A Fully Implicit Method for Robust Frictional Contact Handling in Elastic Rods
Dezhong Tong, Andrew Choi, Jungseock Joo, M. Khalid Jawed
TL;DR
The paper addresses robust, high-fidelity simulation of frictional contact in slender elastic rods, exemplified by flagella bundling in viscous fluids. It introduces the Fully Implicit Contact Model (IMC), a penalty-based, energy-driven framework integrated with the Discrete Elastic Rods (DER) formulation, featuring a squared, piecewise contact energy and a smooth distance metric to enable aggressive line searches. Friction is handled via a smooth Coulomb-style law with a slipping tolerance, and the entire system is solved with a Newton-based method, yielding fast convergence and stable behavior compared to the state-of-the-art IPC while not guaranteeing strict non-penetration. The approach is demonstrated on flagella bundling scenarios, including frictional effects, with quantitative comparisons showing faster convergence and qualitative visuals illustrating sticking-slipping transitions, underscoring the method’s potential for soft robotics and bio-inspired dynamics in low Reynolds number environments.
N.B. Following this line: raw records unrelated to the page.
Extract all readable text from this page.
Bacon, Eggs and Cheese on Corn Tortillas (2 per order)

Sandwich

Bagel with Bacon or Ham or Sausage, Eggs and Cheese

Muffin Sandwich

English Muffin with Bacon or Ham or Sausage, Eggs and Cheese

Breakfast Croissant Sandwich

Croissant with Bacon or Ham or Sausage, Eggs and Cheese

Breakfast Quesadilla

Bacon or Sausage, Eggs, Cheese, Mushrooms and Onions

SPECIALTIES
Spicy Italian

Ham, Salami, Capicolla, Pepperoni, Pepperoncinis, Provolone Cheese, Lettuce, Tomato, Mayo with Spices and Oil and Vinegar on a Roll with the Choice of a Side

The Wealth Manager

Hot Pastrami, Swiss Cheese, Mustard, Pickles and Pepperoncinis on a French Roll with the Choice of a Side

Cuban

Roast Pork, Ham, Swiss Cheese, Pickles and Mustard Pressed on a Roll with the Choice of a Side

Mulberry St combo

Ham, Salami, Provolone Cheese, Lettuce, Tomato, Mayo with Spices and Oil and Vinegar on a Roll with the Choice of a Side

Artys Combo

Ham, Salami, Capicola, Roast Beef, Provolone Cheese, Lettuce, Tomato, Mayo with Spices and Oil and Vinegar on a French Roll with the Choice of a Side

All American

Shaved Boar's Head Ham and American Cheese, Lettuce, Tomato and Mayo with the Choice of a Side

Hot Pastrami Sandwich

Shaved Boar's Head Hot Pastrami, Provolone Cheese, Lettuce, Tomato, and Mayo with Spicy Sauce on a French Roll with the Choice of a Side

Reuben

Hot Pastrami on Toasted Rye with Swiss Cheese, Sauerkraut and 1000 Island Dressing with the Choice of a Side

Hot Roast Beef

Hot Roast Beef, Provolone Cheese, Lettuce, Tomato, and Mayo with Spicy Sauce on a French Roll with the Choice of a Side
The work also provides an open-source code release for broader adoption and further development.
Abstract
Accurate frictional contact is critical in simulating the assembly of rod-like structures in the practical world, such as knots, hairs, flagella, and more. Due to their high geometric nonlinearity and elasticity, rod-on-rod contact remains a challenging problem tackled by researchers in both computational mechanics and computer graphics. Typically, frictional contact is regarded as constraints for the equations of motions of a system. Such constraints are often computed independently at every time step in a dynamic simulation, thus slowing down the simulation and possibly introducing numerical convergence issues. This paper proposes a fully implicit penalty-based frictional contact method, Implicit Contact Model (IMC), that efficiently and robustly captures accurate frictional contact responses. We showcase our algorithm's performance in achieving visually realistic results for the challenging and novel contact scenario of flagella bundling in fluid medium, a significant phenomenon in biology that motivates novel engineering applications in soft robotics. In addition to this, we offer a side-by-side comparison with Incremental Potential Contact (IPC), a state-of-the-art contact handling algorithm. We show that IMC possesses comparable performance to IPC while converging at a faster rate.